What: X completely suspended the European Fee’s promoting account, stopping the regulatory physique from working paid ads on the platform. The termination got here after X accused the Fee of exploiting the Advert Composer instrument to create misleading video-like content material that artificially elevated attain. Bier’s assertion acknowledged X presents promoting codecs able to deceiving customers about content material kind, characterizing these options as “exploits” obtainable by means of the Advert Composer instrument. The motion adopted the Fee’s €120 million Digital Providers Act advantageous for 3 violations: misleading blue checkmark design, insufficient promoting repository transparency, and blocking researcher information entry.
When: X introduced the account termination on December 7, 2025, two days after the European Fee issued the €120 million advantageous on December 5, 2025. The advantageous adopted a two-year investigation that started with formal proceedings opened December 18, 2023, and preliminary findings adopted July 12, 2024.
The place: The enforcement actions have an effect on X’s operations throughout the 27 European Union member states, the place the platform has greater than 45 million month-to-month customers qualifying it as a Very Massive On-line Platform beneath Digital Providers Act laws. The account termination prevents the European Fee from working ads seen to customers in any geographic location by means of X’s platform.

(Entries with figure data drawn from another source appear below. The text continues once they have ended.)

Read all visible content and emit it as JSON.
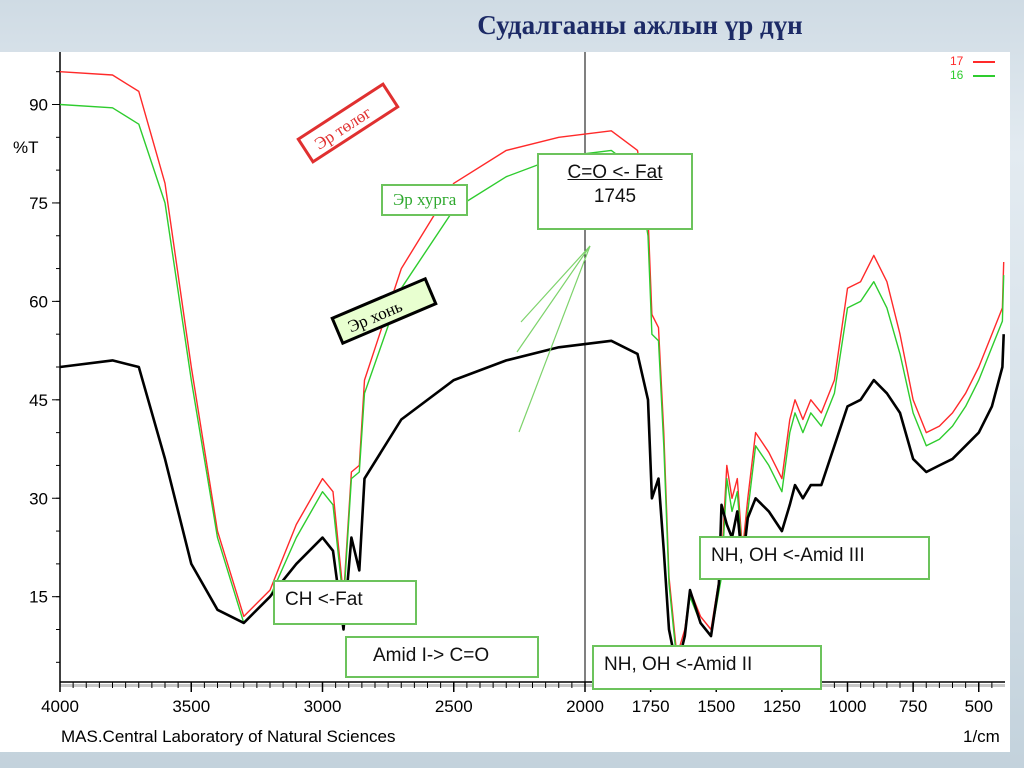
{
  "slide": {
    "title": "Судалгааны ажлын үр дүн"
  },
  "colors": {
    "red": "#ff2a2a",
    "green": "#2ecc2e",
    "black": "#000000",
    "accent": "#1c2a66"
  },
  "chart_data": {
    "type": "line",
    "xlabel": "1/cm",
    "ylabel": "%T",
    "xlim": [
      4000,
      400
    ],
    "ylim": [
      2,
      98
    ],
    "x_ticks": [
      "4000",
      "3500",
      "3000",
      "2500",
      "2000",
      "1750",
      "1500",
      "1250",
      "1000",
      "750",
      "500"
    ],
    "x_tick_values": [
      4000,
      3500,
      3000,
      2500,
      2000,
      1750,
      1500,
      1250,
      1000,
      750,
      500
    ],
    "y_ticks": [
      "90",
      "75",
      "60",
      "45",
      "30",
      "15"
    ],
    "y_tick_values": [
      90,
      75,
      60,
      45,
      30,
      15
    ],
    "footer": "MAS.Central Laboratory of Natural Sciences",
    "series": [
      {
        "name": "17",
        "color": "#ff2a2a",
        "points": [
          [
            4000,
            95
          ],
          [
            3800,
            94.5
          ],
          [
            3700,
            92
          ],
          [
            3600,
            78
          ],
          [
            3500,
            50
          ],
          [
            3400,
            25
          ],
          [
            3300,
            12
          ],
          [
            3200,
            16
          ],
          [
            3100,
            26
          ],
          [
            3000,
            33
          ],
          [
            2960,
            31
          ],
          [
            2920,
            15
          ],
          [
            2890,
            34
          ],
          [
            2860,
            35
          ],
          [
            2840,
            48
          ],
          [
            2700,
            65
          ],
          [
            2500,
            78
          ],
          [
            2300,
            83
          ],
          [
            2100,
            85
          ],
          [
            1900,
            86
          ],
          [
            1800,
            83
          ],
          [
            1760,
            73
          ],
          [
            1745,
            58
          ],
          [
            1720,
            56
          ],
          [
            1700,
            40
          ],
          [
            1680,
            18
          ],
          [
            1650,
            6
          ],
          [
            1620,
            10
          ],
          [
            1600,
            16
          ],
          [
            1560,
            12
          ],
          [
            1520,
            10
          ],
          [
            1480,
            20
          ],
          [
            1460,
            35
          ],
          [
            1440,
            30
          ],
          [
            1420,
            33
          ],
          [
            1400,
            22
          ],
          [
            1380,
            30
          ],
          [
            1350,
            40
          ],
          [
            1300,
            37
          ],
          [
            1250,
            33
          ],
          [
            1220,
            42
          ],
          [
            1200,
            45
          ],
          [
            1170,
            42
          ],
          [
            1140,
            45
          ],
          [
            1100,
            43
          ],
          [
            1050,
            48
          ],
          [
            1000,
            62
          ],
          [
            950,
            63
          ],
          [
            900,
            67
          ],
          [
            850,
            63
          ],
          [
            800,
            55
          ],
          [
            750,
            45
          ],
          [
            700,
            40
          ],
          [
            650,
            41
          ],
          [
            600,
            43
          ],
          [
            550,
            46
          ],
          [
            500,
            50
          ],
          [
            450,
            55
          ],
          [
            410,
            59
          ],
          [
            405,
            66
          ]
        ]
      },
      {
        "name": "16",
        "color": "#2ecc2e",
        "points": [
          [
            4000,
            90
          ],
          [
            3800,
            89.5
          ],
          [
            3700,
            87
          ],
          [
            3600,
            75
          ],
          [
            3500,
            48
          ],
          [
            3400,
            24
          ],
          [
            3300,
            11
          ],
          [
            3200,
            15
          ],
          [
            3100,
            24
          ],
          [
            3000,
            31
          ],
          [
            2960,
            29
          ],
          [
            2920,
            14
          ],
          [
            2890,
            33
          ],
          [
            2860,
            34
          ],
          [
            2840,
            46
          ],
          [
            2700,
            62
          ],
          [
            2500,
            74
          ],
          [
            2300,
            79
          ],
          [
            2100,
            82
          ],
          [
            1900,
            83
          ],
          [
            1800,
            80
          ],
          [
            1760,
            70
          ],
          [
            1745,
            55
          ],
          [
            1720,
            54
          ],
          [
            1700,
            38
          ],
          [
            1680,
            17
          ],
          [
            1650,
            5
          ],
          [
            1620,
            9
          ],
          [
            1600,
            15
          ],
          [
            1560,
            11
          ],
          [
            1520,
            9
          ],
          [
            1480,
            18
          ],
          [
            1460,
            33
          ],
          [
            1440,
            28
          ],
          [
            1420,
            31
          ],
          [
            1400,
            21
          ],
          [
            1380,
            28
          ],
          [
            1350,
            38
          ],
          [
            1300,
            35
          ],
          [
            1250,
            31
          ],
          [
            1220,
            40
          ],
          [
            1200,
            43
          ],
          [
            1170,
            40
          ],
          [
            1140,
            43
          ],
          [
            1100,
            41
          ],
          [
            1050,
            46
          ],
          [
            1000,
            59
          ],
          [
            950,
            60
          ],
          [
            900,
            63
          ],
          [
            850,
            59
          ],
          [
            800,
            52
          ],
          [
            750,
            43
          ],
          [
            700,
            38
          ],
          [
            650,
            39
          ],
          [
            600,
            41
          ],
          [
            550,
            44
          ],
          [
            500,
            48
          ],
          [
            450,
            53
          ],
          [
            410,
            57
          ],
          [
            405,
            64
          ]
        ]
      },
      {
        "name": "Эр хонь",
        "color": "#000000",
        "points": [
          [
            4000,
            50
          ],
          [
            3800,
            51
          ],
          [
            3700,
            50
          ],
          [
            3600,
            36
          ],
          [
            3500,
            20
          ],
          [
            3400,
            13
          ],
          [
            3300,
            11
          ],
          [
            3200,
            15
          ],
          [
            3100,
            20
          ],
          [
            3000,
            24
          ],
          [
            2960,
            22
          ],
          [
            2920,
            10
          ],
          [
            2890,
            24
          ],
          [
            2860,
            19
          ],
          [
            2840,
            33
          ],
          [
            2700,
            42
          ],
          [
            2500,
            48
          ],
          [
            2300,
            51
          ],
          [
            2100,
            53
          ],
          [
            1900,
            54
          ],
          [
            1800,
            52
          ],
          [
            1760,
            45
          ],
          [
            1745,
            30
          ],
          [
            1720,
            33
          ],
          [
            1700,
            22
          ],
          [
            1680,
            10
          ],
          [
            1650,
            4
          ],
          [
            1620,
            9
          ],
          [
            1600,
            16
          ],
          [
            1560,
            11
          ],
          [
            1520,
            9
          ],
          [
            1490,
            17
          ],
          [
            1480,
            29
          ],
          [
            1460,
            26
          ],
          [
            1440,
            24
          ],
          [
            1420,
            28
          ],
          [
            1400,
            20
          ],
          [
            1380,
            27
          ],
          [
            1350,
            30
          ],
          [
            1300,
            28
          ],
          [
            1250,
            25
          ],
          [
            1220,
            29
          ],
          [
            1200,
            32
          ],
          [
            1170,
            30
          ],
          [
            1140,
            32
          ],
          [
            1100,
            32
          ],
          [
            1050,
            38
          ],
          [
            1000,
            44
          ],
          [
            950,
            45
          ],
          [
            900,
            48
          ],
          [
            850,
            46
          ],
          [
            800,
            43
          ],
          [
            750,
            36
          ],
          [
            700,
            34
          ],
          [
            650,
            35
          ],
          [
            600,
            36
          ],
          [
            550,
            38
          ],
          [
            500,
            40
          ],
          [
            450,
            44
          ],
          [
            410,
            50
          ],
          [
            405,
            55
          ]
        ]
      }
    ],
    "annotations": [
      {
        "id": "er-tolog",
        "text": "Эр төлөг"
      },
      {
        "id": "er-khurga",
        "text": "Эр хурга"
      },
      {
        "id": "er-khon",
        "text": "Эр хонь"
      },
      {
        "id": "co-fat",
        "text": "C=O <- Fat",
        "text2": "1745"
      },
      {
        "id": "ch-fat",
        "text": "CH <-Fat"
      },
      {
        "id": "amid-i",
        "text": "Amid I-> C=O"
      },
      {
        "id": "amid-ii",
        "text": "NH, OH <-Amid II"
      },
      {
        "id": "amid-iii",
        "text": "NH, OH <-Amid III"
      }
    ]
  }
}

Why: X justified the account termination by claiming the European Fee violated platform insurance policies by accessing a dormant promoting account to use options within the Advert Composer instrument that allow misleading content material presentation. The corporate’s acknowledgment that its promoting instruments comprise performance permitting customers to deceive others about content material format creates a contradiction with the platform’s said insurance policies in opposition to misleading content material, whereas additionally validating regulatory issues about misleading design practices cited within the €120 million advantageous. The motion represents X’s said dedication to equal enforcement of platform guidelines no matter account holder standing, whereas additionally serving as obvious retaliation for the regulatory penalty.